O reitor na época era o professor Caio Benjamim Dias, escolhido por militares. Em março de 1969, o Ciem passou a ser subordinado pedagógica e administrativamente à Faculdade de Educação da Universidade de Brasília.
Uma das organizadoras do livro Anísio Teixeira e seu legado à educação do Distrito Federal: história e memória, a pesquisadora Eva Waisros Pereira confirma que o Ciem foi fechado por motivos de ordem política. "Foi nos anos iniciais da ditadura militar, resultando, num primeiro momento, no afastamento de professores e estudantes, para posterior encerramento", detalha.
Também docente da UnB, João Carlos Hohl Abrahão foi estudante da última turma, em 1970, e não conseguiu concluir o ensino médio na instituição. “O colégio reuniu muitos opositores e críticos da ditadura. Muitos documentos da época foram destruídos.”

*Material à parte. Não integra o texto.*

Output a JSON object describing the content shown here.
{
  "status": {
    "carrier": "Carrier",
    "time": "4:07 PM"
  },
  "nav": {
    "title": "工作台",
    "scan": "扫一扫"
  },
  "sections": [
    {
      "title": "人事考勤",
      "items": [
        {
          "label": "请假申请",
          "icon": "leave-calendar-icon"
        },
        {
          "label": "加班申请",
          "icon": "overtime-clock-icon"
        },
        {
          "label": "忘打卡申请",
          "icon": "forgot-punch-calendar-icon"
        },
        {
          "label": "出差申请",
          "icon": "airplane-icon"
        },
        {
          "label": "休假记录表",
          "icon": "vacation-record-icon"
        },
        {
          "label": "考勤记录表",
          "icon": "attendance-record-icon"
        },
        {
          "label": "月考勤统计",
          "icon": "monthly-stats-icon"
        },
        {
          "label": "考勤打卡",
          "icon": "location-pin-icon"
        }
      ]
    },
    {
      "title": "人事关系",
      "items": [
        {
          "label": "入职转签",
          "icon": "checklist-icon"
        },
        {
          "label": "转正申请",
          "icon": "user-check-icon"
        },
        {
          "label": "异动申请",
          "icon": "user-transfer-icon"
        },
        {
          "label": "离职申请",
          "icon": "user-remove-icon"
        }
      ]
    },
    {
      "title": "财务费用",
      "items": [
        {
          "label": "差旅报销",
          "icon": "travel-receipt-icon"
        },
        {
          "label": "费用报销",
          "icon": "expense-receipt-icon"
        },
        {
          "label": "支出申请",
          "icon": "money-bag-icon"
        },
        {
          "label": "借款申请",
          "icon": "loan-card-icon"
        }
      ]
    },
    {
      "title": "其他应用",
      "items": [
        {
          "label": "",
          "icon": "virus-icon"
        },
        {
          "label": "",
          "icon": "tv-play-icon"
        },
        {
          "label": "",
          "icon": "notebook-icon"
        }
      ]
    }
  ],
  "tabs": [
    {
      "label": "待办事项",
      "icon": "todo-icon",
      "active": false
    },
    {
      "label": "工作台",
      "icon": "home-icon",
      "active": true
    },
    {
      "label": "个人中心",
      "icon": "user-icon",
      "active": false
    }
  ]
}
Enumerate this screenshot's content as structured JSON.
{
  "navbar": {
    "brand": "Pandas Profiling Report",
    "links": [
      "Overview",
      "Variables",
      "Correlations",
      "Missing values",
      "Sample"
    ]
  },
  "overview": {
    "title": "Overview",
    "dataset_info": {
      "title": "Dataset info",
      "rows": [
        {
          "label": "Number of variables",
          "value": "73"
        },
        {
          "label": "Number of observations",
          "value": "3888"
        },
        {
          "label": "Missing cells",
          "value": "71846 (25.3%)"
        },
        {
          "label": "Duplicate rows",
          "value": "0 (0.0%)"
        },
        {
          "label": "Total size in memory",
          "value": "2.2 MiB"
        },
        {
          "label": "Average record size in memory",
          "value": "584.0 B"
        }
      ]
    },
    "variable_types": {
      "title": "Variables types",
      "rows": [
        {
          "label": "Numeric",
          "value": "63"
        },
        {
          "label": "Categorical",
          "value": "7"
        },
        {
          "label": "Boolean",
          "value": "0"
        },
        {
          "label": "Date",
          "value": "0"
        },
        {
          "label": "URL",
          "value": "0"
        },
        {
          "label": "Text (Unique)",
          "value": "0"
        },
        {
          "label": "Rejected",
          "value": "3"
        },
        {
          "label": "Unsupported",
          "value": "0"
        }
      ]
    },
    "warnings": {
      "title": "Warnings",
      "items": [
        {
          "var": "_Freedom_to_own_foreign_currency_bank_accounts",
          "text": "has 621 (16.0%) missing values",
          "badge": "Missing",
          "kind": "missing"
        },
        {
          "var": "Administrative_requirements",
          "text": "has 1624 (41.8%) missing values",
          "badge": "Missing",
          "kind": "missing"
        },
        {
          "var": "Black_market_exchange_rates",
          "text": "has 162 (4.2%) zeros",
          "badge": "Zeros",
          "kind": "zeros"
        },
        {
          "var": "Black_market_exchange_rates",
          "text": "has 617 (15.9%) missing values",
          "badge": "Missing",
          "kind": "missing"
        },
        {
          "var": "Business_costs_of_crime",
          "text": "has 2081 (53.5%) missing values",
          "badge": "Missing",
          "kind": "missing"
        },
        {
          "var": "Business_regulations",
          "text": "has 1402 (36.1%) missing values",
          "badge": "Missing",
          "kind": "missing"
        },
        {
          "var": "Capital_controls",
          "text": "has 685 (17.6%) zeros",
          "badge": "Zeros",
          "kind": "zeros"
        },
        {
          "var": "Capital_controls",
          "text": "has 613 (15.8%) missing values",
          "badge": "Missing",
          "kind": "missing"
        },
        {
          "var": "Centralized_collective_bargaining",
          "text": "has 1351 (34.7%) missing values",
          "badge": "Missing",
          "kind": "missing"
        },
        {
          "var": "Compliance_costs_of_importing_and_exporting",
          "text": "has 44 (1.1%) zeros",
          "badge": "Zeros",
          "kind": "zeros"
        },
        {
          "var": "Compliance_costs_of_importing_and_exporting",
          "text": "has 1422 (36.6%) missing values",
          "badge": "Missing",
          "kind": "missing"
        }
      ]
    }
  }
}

Os relatos saudosistas dos ex-alunos convergem para a opinião de que a experiência foi um marco em suas vidas. “O contexto era outro, com o movimento hippie e Woodstock. Era um momento de grande mudança e esperança, todo mundo era muito idealista”, considera Rosângela Vieira. Visão compartilhada por Hélio Doyle: “Mesmo se o Ciem voltasse a existir hoje, 50 anos depois, ainda assim seria considerada uma iniciativa revolucionária”.